75 – Cleverness, as usual, takes all the credit it possible can. But it’s not the Clever Mind that responsible when things work out. It’s the mind that sees what’s in front of it, and follows the nature of things.

– When you work with Wu Wei, you put the round peg in the round hole and the square peg in the square hole. No stress, no struggle. Egotistical Desire tries to force the round peg into the square hole and the square peg into the round hole. Cleverness tries to devise craftier ways of making pegs fit where they don’t belong. Knowledge tries to figure out why round pegs fit round holes, but not square holes. Wu Wei doesn’t try. It doesn’t think about it. It just does it. And when it does, it doesn’t appear to do much of anything. But Things Get Done.

87 – The Wu Wei approach to conflict-solving can be seen in the practice of the Taoist martial art T’ai Chi Ch’uan, the basic idea of which is to wear the opponent out either by sending his energy back at him or by deflecting it away, it order to weaken his power, balance, and position-for-defense. Never is the force opposed with force; instead it is overcome with yielding.

108 – The main problem with great obsession for Saving Time is very simple: you can’t save time. You can only spend it. But you can spend it wisely or foolishly. The Bisy Backson has practically no time at all, because he’s too busy wasting it trying to save it. And by trying to save every bit of it, he ends up wasting the whole thing.

110 – “What do you like doing best in the world, Pooh?”

– “Well,” said Pooh, “what I like best—” and then he had to stop and think. Because although Eating Honey was a very good thing to do, there was a moment just before you began to eat which was better than when you were, but he didn’t know what it was called.
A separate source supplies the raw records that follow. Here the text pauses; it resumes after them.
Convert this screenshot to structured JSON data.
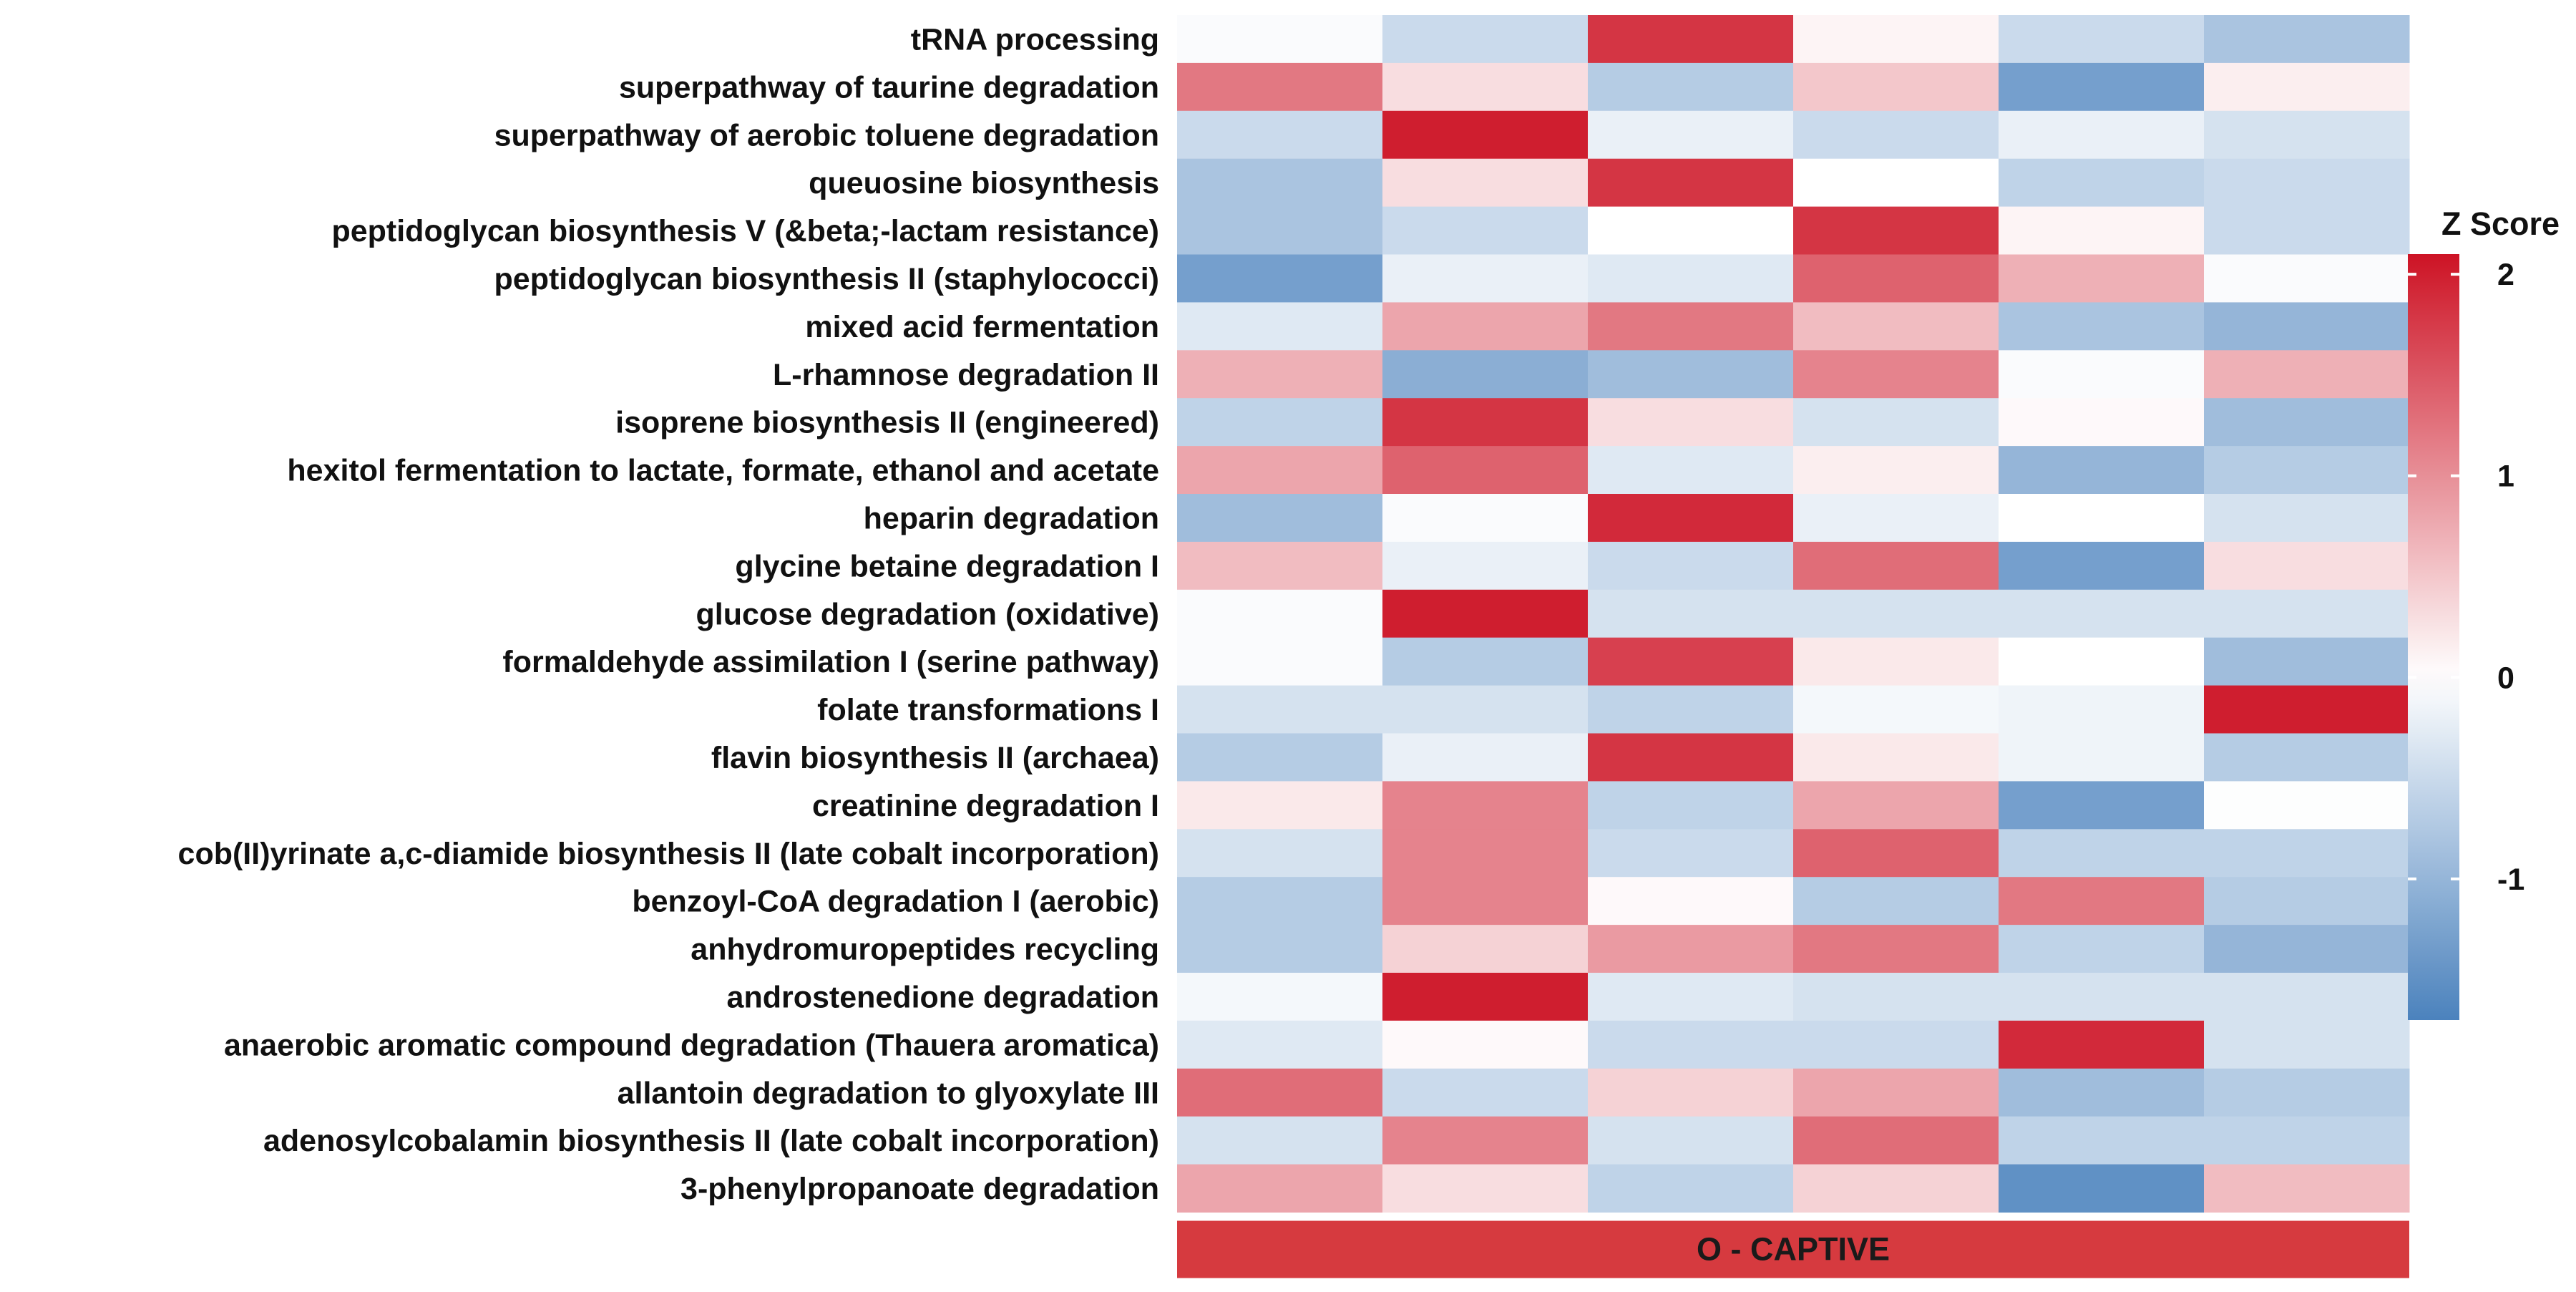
{
  "chart_data": {
    "type": "heatmap",
    "rows": [
      "tRNA processing",
      "superpathway of taurine degradation",
      "superpathway of aerobic toluene degradation",
      "queuosine biosynthesis",
      "peptidoglycan biosynthesis V (&beta;-lactam resistance)",
      "peptidoglycan biosynthesis II (staphylococci)",
      "mixed acid fermentation",
      "L-rhamnose degradation II",
      "isoprene biosynthesis II (engineered)",
      "hexitol fermentation to lactate, formate, ethanol and acetate",
      "heparin degradation",
      "glycine betaine degradation I",
      "glucose degradation (oxidative)",
      "formaldehyde assimilation I (serine pathway)",
      "folate transformations I",
      "flavin biosynthesis II (archaea)",
      "creatinine degradation I",
      "cob(II)yrinate a,c-diamide biosynthesis II (late cobalt incorporation)",
      "benzoyl-CoA degradation I (aerobic)",
      "anhydromuropeptides recycling",
      "androstenedione degradation",
      "anaerobic aromatic compound degradation (Thauera aromatica)",
      "allantoin degradation to glyoxylate III",
      "adenosylcobalamin biosynthesis II (late cobalt incorporation)",
      "3-phenylpropanoate degradation"
    ],
    "values": [
      [
        -0.05,
        -0.5,
        1.8,
        0.1,
        -0.5,
        -0.8
      ],
      [
        1.2,
        0.3,
        -0.7,
        0.5,
        -1.3,
        0.15
      ],
      [
        -0.5,
        2.0,
        -0.2,
        -0.5,
        -0.2,
        -0.4
      ],
      [
        -0.8,
        0.3,
        1.8,
        0.0,
        -0.6,
        -0.5
      ],
      [
        -0.8,
        -0.5,
        0.0,
        1.8,
        0.1,
        -0.5
      ],
      [
        -1.3,
        -0.2,
        -0.3,
        1.4,
        0.7,
        -0.05
      ],
      [
        -0.3,
        0.8,
        1.2,
        0.6,
        -0.8,
        -1.0
      ],
      [
        0.7,
        -1.1,
        -0.9,
        1.1,
        -0.05,
        0.7
      ],
      [
        -0.6,
        1.8,
        0.3,
        -0.4,
        0.05,
        -0.9
      ],
      [
        0.8,
        1.4,
        -0.3,
        0.15,
        -1.0,
        -0.7
      ],
      [
        -0.9,
        -0.05,
        1.9,
        -0.2,
        0.0,
        -0.4
      ],
      [
        0.6,
        -0.2,
        -0.5,
        1.3,
        -1.3,
        0.3
      ],
      [
        -0.05,
        2.0,
        -0.4,
        -0.4,
        -0.4,
        -0.4
      ],
      [
        -0.05,
        -0.7,
        1.7,
        0.2,
        0.0,
        -0.9
      ],
      [
        -0.4,
        -0.4,
        -0.6,
        -0.1,
        -0.15,
        2.0
      ],
      [
        -0.7,
        -0.2,
        1.8,
        0.2,
        -0.15,
        -0.7
      ],
      [
        0.2,
        1.1,
        -0.6,
        0.8,
        -1.3,
        -0.02
      ],
      [
        -0.4,
        1.1,
        -0.5,
        1.4,
        -0.6,
        -0.6
      ],
      [
        -0.7,
        1.1,
        0.05,
        -0.7,
        1.2,
        -0.7
      ],
      [
        -0.7,
        0.4,
        0.9,
        1.2,
        -0.6,
        -1.0
      ],
      [
        -0.1,
        2.0,
        -0.3,
        -0.4,
        -0.4,
        -0.4
      ],
      [
        -0.3,
        0.05,
        -0.5,
        -0.5,
        1.9,
        -0.4
      ],
      [
        1.3,
        -0.5,
        0.4,
        0.8,
        -0.9,
        -0.7
      ],
      [
        -0.4,
        1.1,
        -0.4,
        1.3,
        -0.6,
        -0.6
      ],
      [
        0.8,
        0.3,
        -0.6,
        0.4,
        -1.5,
        0.6
      ]
    ],
    "annotation": {
      "label": "O - CAPTIVE",
      "color": "#d63a3f"
    },
    "colorscale": {
      "title": "Z Score",
      "low_color": "#4b82bd",
      "mid_color": "#ffffff",
      "high_color": "#cd1325",
      "min": -1.7,
      "max": 2.1,
      "ticks": [
        {
          "value": 2,
          "label": "2"
        },
        {
          "value": 1,
          "label": "1"
        },
        {
          "value": 0,
          "label": "0"
        },
        {
          "value": -1,
          "label": "-1"
        }
      ]
    }
  }
}
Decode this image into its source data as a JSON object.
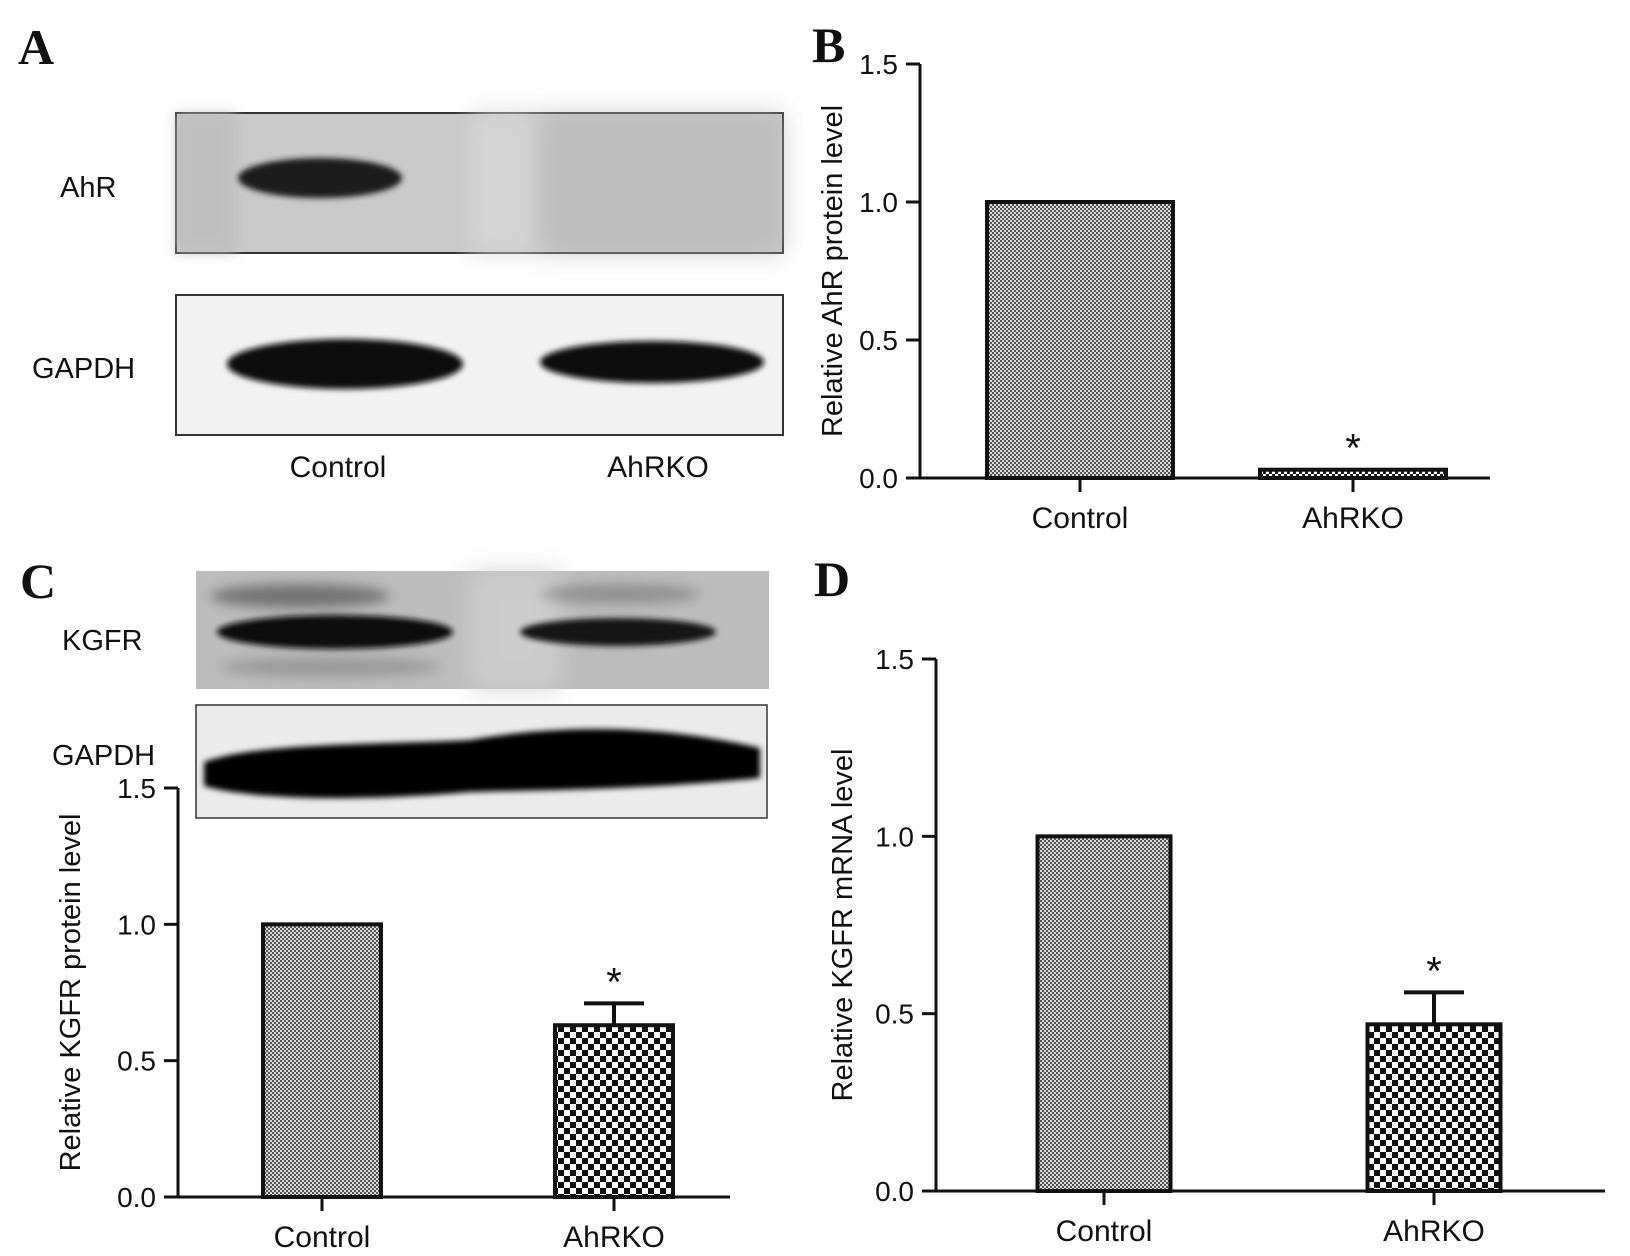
{
  "panels": {
    "A": {
      "letter": "A",
      "blots": [
        {
          "label": "AhR"
        },
        {
          "label": "GAPDH"
        }
      ],
      "lane_labels": [
        "Control",
        "AhRKO"
      ]
    },
    "C": {
      "letter": "C",
      "blots": [
        {
          "label": "KGFR"
        },
        {
          "label": "GAPDH"
        }
      ]
    }
  },
  "chart_data": [
    {
      "panel": "B",
      "letter": "B",
      "type": "bar",
      "categories": [
        "Control",
        "AhRKO"
      ],
      "values": [
        1.0,
        0.03
      ],
      "errors": [
        0,
        0
      ],
      "significance": [
        "",
        "*"
      ],
      "ylabel": "Relative AhR protein level",
      "ylim": [
        0,
        1.5
      ],
      "yticks": [
        "0.0",
        "0.5",
        "1.0",
        "1.5"
      ],
      "grid": false
    },
    {
      "panel": "C",
      "letter": "",
      "type": "bar",
      "categories": [
        "Control",
        "AhRKO"
      ],
      "values": [
        1.0,
        0.63
      ],
      "errors": [
        0,
        0.08
      ],
      "significance": [
        "",
        "*"
      ],
      "ylabel": "Relative KGFR protein level",
      "ylim": [
        0,
        1.5
      ],
      "yticks": [
        "0.0",
        "0.5",
        "1.0",
        "1.5"
      ],
      "grid": false
    },
    {
      "panel": "D",
      "letter": "D",
      "type": "bar",
      "categories": [
        "Control",
        "AhRKO"
      ],
      "values": [
        1.0,
        0.47
      ],
      "errors": [
        0,
        0.09
      ],
      "significance": [
        "",
        "*"
      ],
      "ylabel": "Relative KGFR mRNA level",
      "ylim": [
        0,
        1.5
      ],
      "yticks": [
        "0.0",
        "0.5",
        "1.0",
        "1.5"
      ],
      "grid": false
    }
  ]
}
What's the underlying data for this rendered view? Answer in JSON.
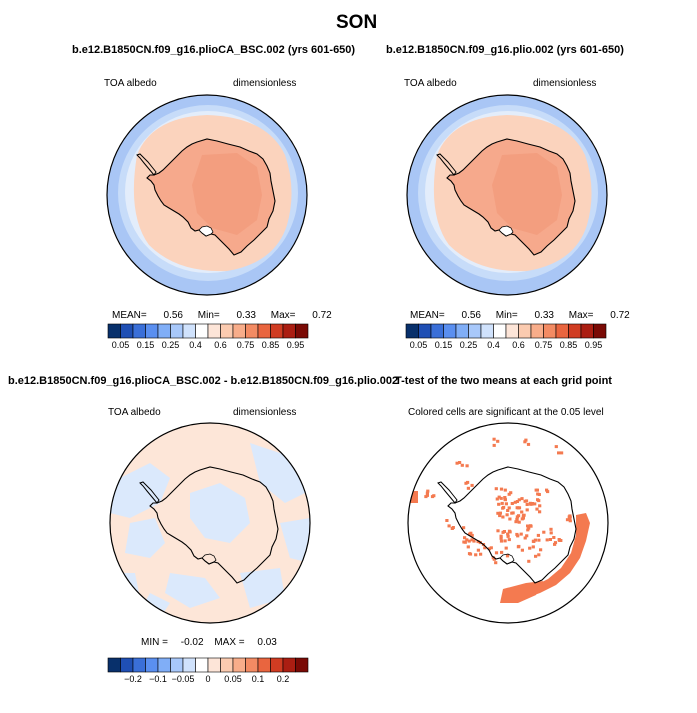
{
  "figure": {
    "title": "SON"
  },
  "panels": [
    {
      "id": "p1",
      "title": "b.e12.B1850CN.f09_g16.plioCA_BSC.002 (yrs 601-650)",
      "left_label": "TOA albedo",
      "right_label": "dimensionless",
      "stats": {
        "mean_label": "MEAN=",
        "mean": "0.56",
        "min_label": "Min=",
        "min": "0.33",
        "max_label": "Max=",
        "max": "0.72"
      }
    },
    {
      "id": "p2",
      "title": "b.e12.B1850CN.f09_g16.plio.002 (yrs 601-650)",
      "left_label": "TOA albedo",
      "right_label": "dimensionless",
      "stats": {
        "mean_label": "MEAN=",
        "mean": "0.56",
        "min_label": "Min=",
        "min": "0.33",
        "max_label": "Max=",
        "max": "0.72"
      }
    },
    {
      "id": "p3",
      "title": "b.e12.B1850CN.f09_g16.plioCA_BSC.002 - b.e12.B1850CN.f09_g16.plio.002",
      "left_label": "TOA albedo",
      "right_label": "dimensionless",
      "stats": {
        "min_label": "MIN =",
        "min": "-0.02",
        "max_label": "MAX =",
        "max": "0.03"
      }
    },
    {
      "id": "p4",
      "title": "T-test of the two means at each grid point",
      "subtitle": "Colored cells are significant at the 0.05 level"
    }
  ],
  "colorbars": {
    "albedo": {
      "colors": [
        "#08306b",
        "#1f4fb4",
        "#3a6fd8",
        "#5a8ff0",
        "#80aef7",
        "#a8c8fa",
        "#d0e2fc",
        "#ffffff",
        "#fde5d8",
        "#fbcbb0",
        "#f8ad8a",
        "#f38b63",
        "#e9653f",
        "#d03c22",
        "#ab1e12",
        "#7a0a05"
      ],
      "ticks": [
        "0.05",
        "0.15",
        "0.25",
        "0.4",
        "0.6",
        "0.75",
        "0.85",
        "0.95"
      ]
    },
    "diff": {
      "colors": [
        "#08306b",
        "#1f4fb4",
        "#3a6fd8",
        "#5a8ff0",
        "#80aef7",
        "#a8c8fa",
        "#d0e2fc",
        "#ffffff",
        "#fde5d8",
        "#fbcbb0",
        "#f8ad8a",
        "#f38b63",
        "#e9653f",
        "#d03c22",
        "#ab1e12",
        "#7a0a05"
      ],
      "ticks": [
        "−0.2",
        "−0.1",
        "−0.05",
        "0",
        "0.05",
        "0.1",
        "0.2"
      ]
    }
  },
  "map_colors": {
    "ocean_outer": "#a9c6f5",
    "ocean_mid": "#c7dcf9",
    "ocean_inner": "#e3edfb",
    "ice_band": "#fbd3bd",
    "land": "#f6a98c",
    "land_high": "#f29b7c",
    "diff_base": "#fde6d8",
    "diff_neg": "#dbe9fc",
    "sig": "#f47a50",
    "coast": "#000000"
  }
}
146 – An Empty sort of mind is valuable for finding pearls and tails and things because it can see what’s in front of it. An Overstuffed mind is unable to. While the Clear mind listens to a bird singing, the Stuffed-Full-of-Knowledge-and-Cleverness mind wonders what kind of bird is singing. The more Stuffed Up it is, the less it can hear its own ears and see through its own eyes. Knowledge and Cleverness tend to concern themselves with the wrong sorts of things, and a mind confused by Knowledge, Cleverness, and Abstract Ideas tends to go chasing off after things that don’t matter, or that don’t even exist, instead of seeing, appreciating, and making use of what is right in front of it.

146 – Many people are afraid of Emptiness, however, because it reminds them of Loneliness. Everything has to be filled in, it seems–appointment books, hillsides, vacant lots–but when all the spaces are filled, the Loneliness really begins. Then the groups are joined, the classes are signed up for, and the Gift-to-Yourself items are bought. When the Loneliness starts creeping in the door, the Television Set is turned on to make it go away. But it doesn’t go away. So some of us do instead, and after discarding the emptiness of the Big Congested Mess, we discover the fullness of Nothing.